OPINION: Improved results but more challenges

Phiri Cawe

According to the Education Department, the class of 2019 registered an overall pass percentage of 81.3%, which is an improvement of 3.1% over the performance of the 2018 cohort and is the highest pass percentage recorded in the past 25 years.

This must be celebrated. And considering disturbances like the load shedding experienced during the examinations, the matriculants must be congratulated on persevering and passing their exam. That said, on paper the results are great but is it like that in reality?

And I question whether we should trust the matric results and if there is any value attached to them?

I am not sure and it will take me time to wrap my head around matric results. But I am happy that our children are passing with distinction.

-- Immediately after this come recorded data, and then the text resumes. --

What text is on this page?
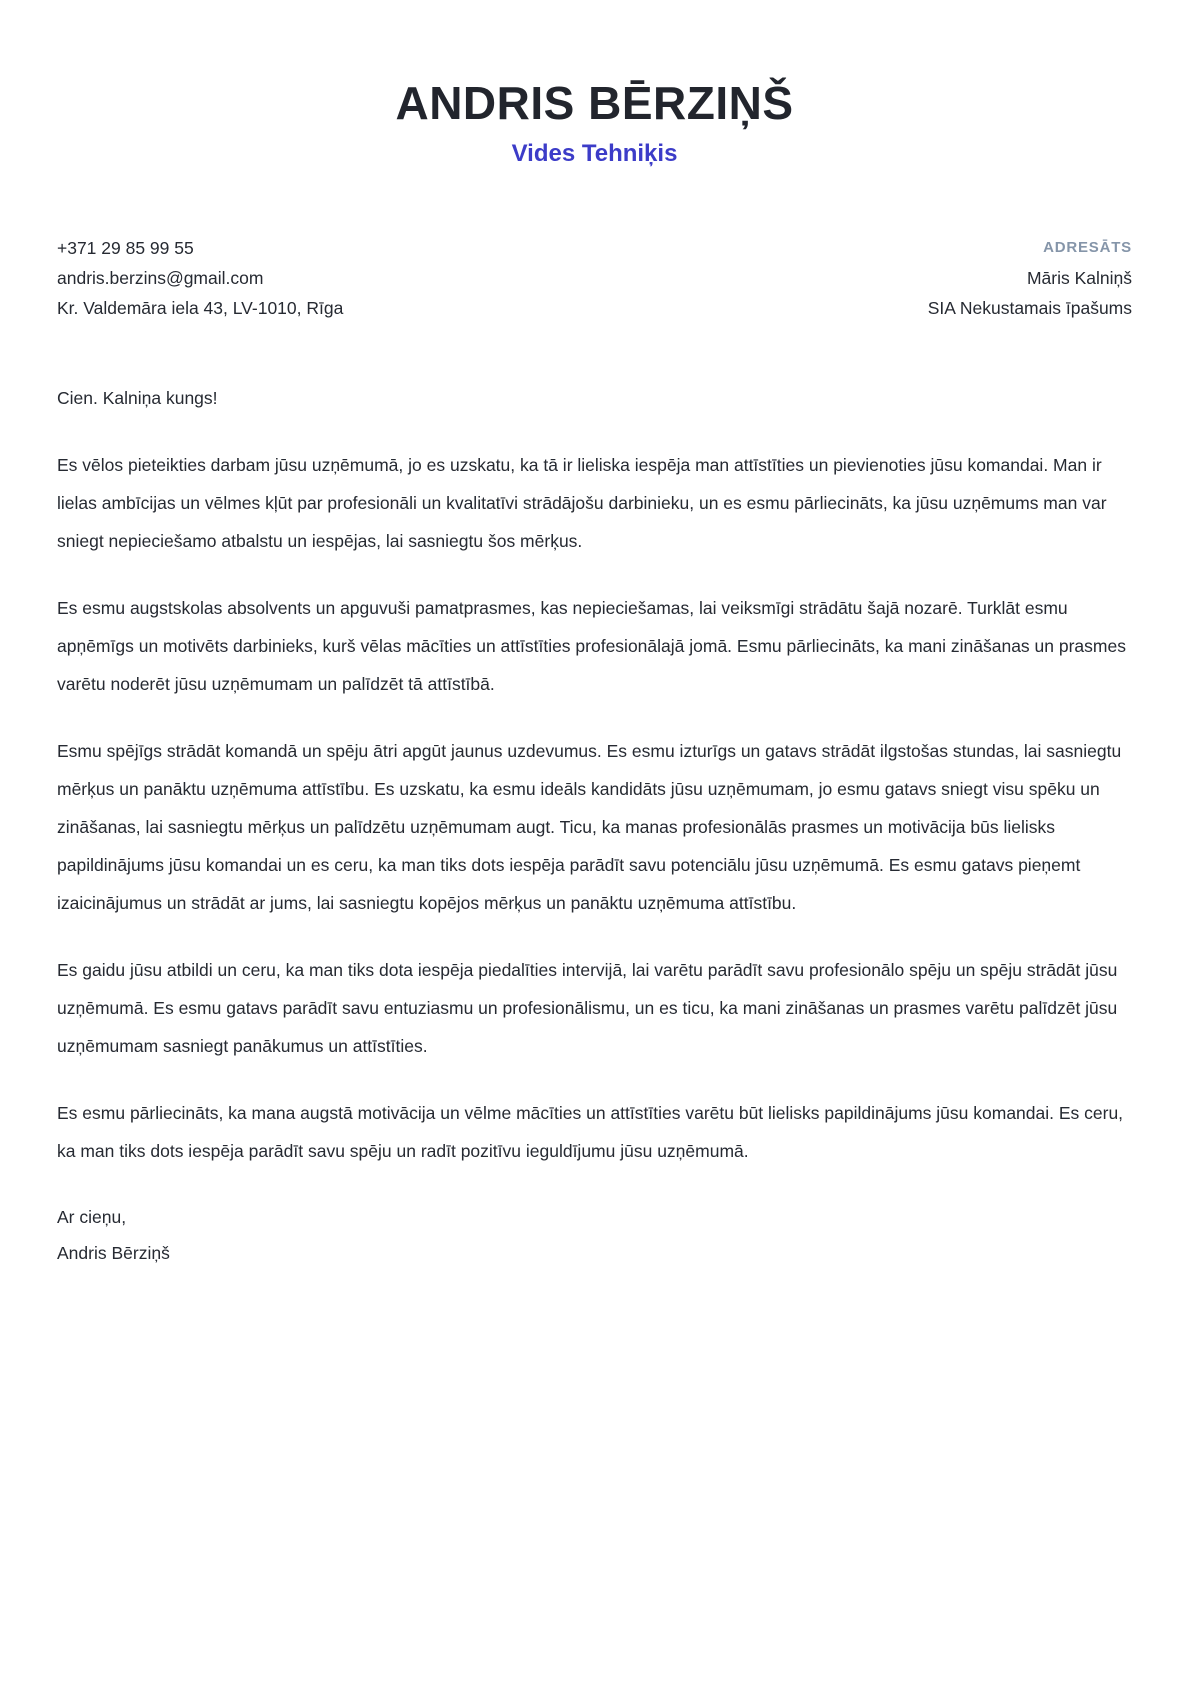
ANDRIS BĒRZIŅŠ
Vides Tehniķis
+371 29 85 99 55
andris.berzins@gmail.com
Kr. Valdemāra iela 43, LV-1010, Rīga
ADRESĀTS
Māris Kalniņš
SIA Nekustamais īpašums
Cien. Kalniņa kungs!

Es vēlos pieteikties darbam jūsu uzņēmumā, jo es uzskatu, ka tā ir lieliska iespēja man attīstīties un pievienoties jūsu komandai. Man ir lielas ambīcijas un vēlmes kļūt par profesionāli un kvalitatīvi strādājošu darbinieku, un es esmu pārliecināts, ka jūsu uzņēmums man var sniegt nepieciešamo atbalstu un iespējas, lai sasniegtu šos mērķus.

Es esmu augstskolas absolvents un apguvuši pamatprasmes, kas nepieciešamas, lai veiksmīgi strādātu šajā nozarē. Turklāt esmu apņēmīgs un motivēts darbinieks, kurš vēlas mācīties un attīstīties profesionālajā jomā. Esmu pārliecināts, ka mani zināšanas un prasmes varētu noderēt jūsu uzņēmumam un palīdzēt tā attīstībā.

Esmu spējīgs strādāt komandā un spēju ātri apgūt jaunus uzdevumus. Es esmu izturīgs un gatavs strādāt ilgstošas stundas, lai sasniegtu mērķus un panāktu uzņēmuma attīstību. Es uzskatu, ka esmu ideāls kandidāts jūsu uzņēmumam, jo esmu gatavs sniegt visu spēku un zināšanas, lai sasniegtu mērķus un palīdzētu uzņēmumam augt. Ticu, ka manas profesionālās prasmes un motivācija būs lielisks papildinājums jūsu komandai un es ceru, ka man tiks dots iespēja parādīt savu potenciālu jūsu uzņēmumā. Es esmu gatavs pieņemt izaicinājumus un strādāt ar jums, lai sasniegtu kopējos mērķus un panāktu uzņēmuma attīstību.

Es gaidu jūsu atbildi un ceru, ka man tiks dota iespēja piedalīties intervijā, lai varētu parādīt savu profesionālo spēju un spēju strādāt jūsu uzņēmumā. Es esmu gatavs parādīt savu entuziasmu un profesionālismu, un es ticu, ka mani zināšanas un prasmes varētu palīdzēt jūsu uzņēmumam sasniegt panākumus un attīstīties.

Es esmu pārliecināts, ka mana augstā motivācija un vēlme mācīties un attīstīties varētu būt lielisks papildinājums jūsu komandai. Es ceru, ka man tiks dots iespēja parādīt savu spēju un radīt pozitīvu ieguldījumu jūsu uzņēmumā.

Ar cieņu,
Andris Bērziņš
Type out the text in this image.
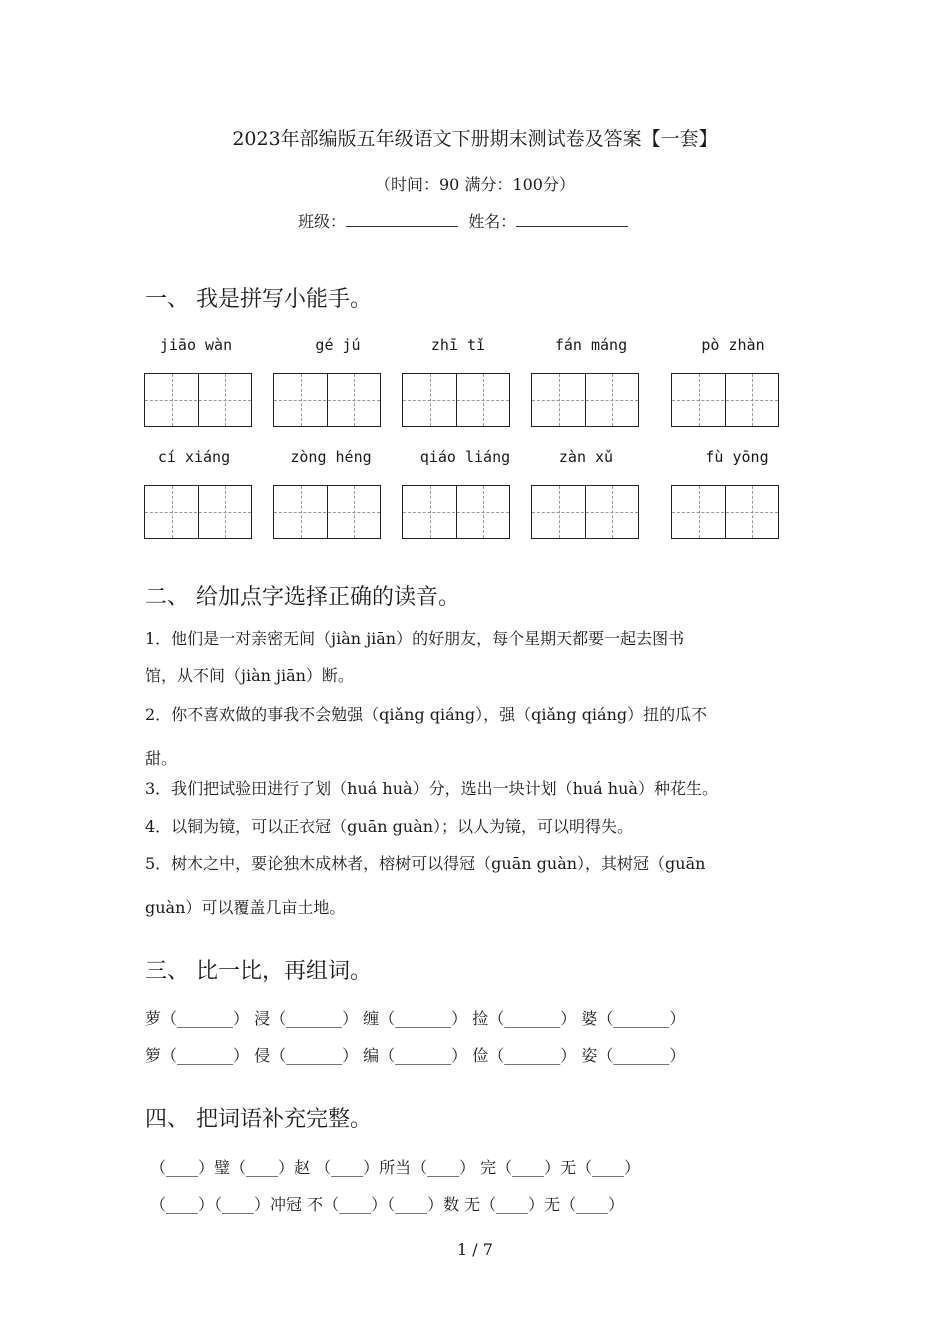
2023年部编版五年级语文下册期末测试卷及答案【一套】
（时间：90 满分：100分）
班级：	姓名：
一、 我是拼写小能手。
jiāo wàn	gé jú	zhī tǐ	fán máng	pò zhàn
cí xiáng	zòng héng	qiáo liáng	zàn xǔ	fù yōng
二、 给加点字选择正确的读音。
1．他们是一对亲密无间（jiàn jiān）的好朋友，每个星期天都要一起去图书
馆，从不间（jiàn jiān）断。
2．你不喜欢做的事我不会勉强（qiǎng qiáng），强（qiǎng qiáng）扭的瓜不
甜。
3．我们把试验田进行了划（huá huà）分，选出一块计划（huá huà）种花生。
4．以铜为镜，可以正衣冠（guān guàn）；以人为镜，可以明得失。
5．树木之中，要论独木成林者，榕树可以得冠（guān guàn），其树冠（guān
guàn）可以覆盖几亩土地。
三、 比一比，再组词。
萝（_______） 浸（_______） 缠（_______） 捡（_______） 婆（_______）
箩（_______） 侵（_______） 编（_______） 俭（_______） 姿（_______）
四、 把词语补充完整。
（____）璧（____）赵 （____）所当（____） 完（____）无（____）
（____）（____）冲冠 不（____）（____）数 无（____）无（____）
1 / 7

As the minister was standing on the podium announcing the results, I was deep in thought about children in the rural villages. I thought of my village that has had no high school since the beginning of last year.

According to villagers, the school was closed down because it was not performing well and attributed the poor performance to the lack of leadership at school. This, they said, had led to children opting to go to other schools and left a bad mark on rural education.

What the villagers did not divulge, though, was whether the school was well resourced or not.

I also wonder whether, amid the great results, there were schools that had no passes at all. What about those which registered a less than 20% pass rate? What are the interventions prepared for such schools?

The truth is, poorly performing schools were badly resourced.

Township or rural school will never match the private schools.

Teachers are challenged at the public schools. Classes have up to 45 to 50 pupils in one class while in private schools you have 10 to 16 pupils in a class.

These are problems the government needs to fix. Teachers at public schools are not only facing huge numbers in class but crime, unruly children and parents who couldn’t care less and see schools as dumping places for their children.

The current results are good. But if only 28% qualify for varsity, I have my doubts.

Among the challenges that some of the pupils will be facing are money or university entrance. More will drop out not because they want to, but because their circumstances will force them to.

Some are already looking for jobs that are not even there for the most qualified people.

Then that leads us to question the value of the education we always encourage our children to have. I will suggest that they join the Technical and Vocational Education and Training colleges so they can learn practical skills and acquire scarce skills in the technical fields.

As for those who have not been successful this time round, let’s stand together and encourage them to pick up their heads and continue with their studies. They should know that failing is not the end of the world. May there be bursaries for all the varsity qualifiers so they could continue. We need no drop-outs for we have a lot of amapharaphara looming around the streets. Education-wise, we have a long road to go and match the needed standards.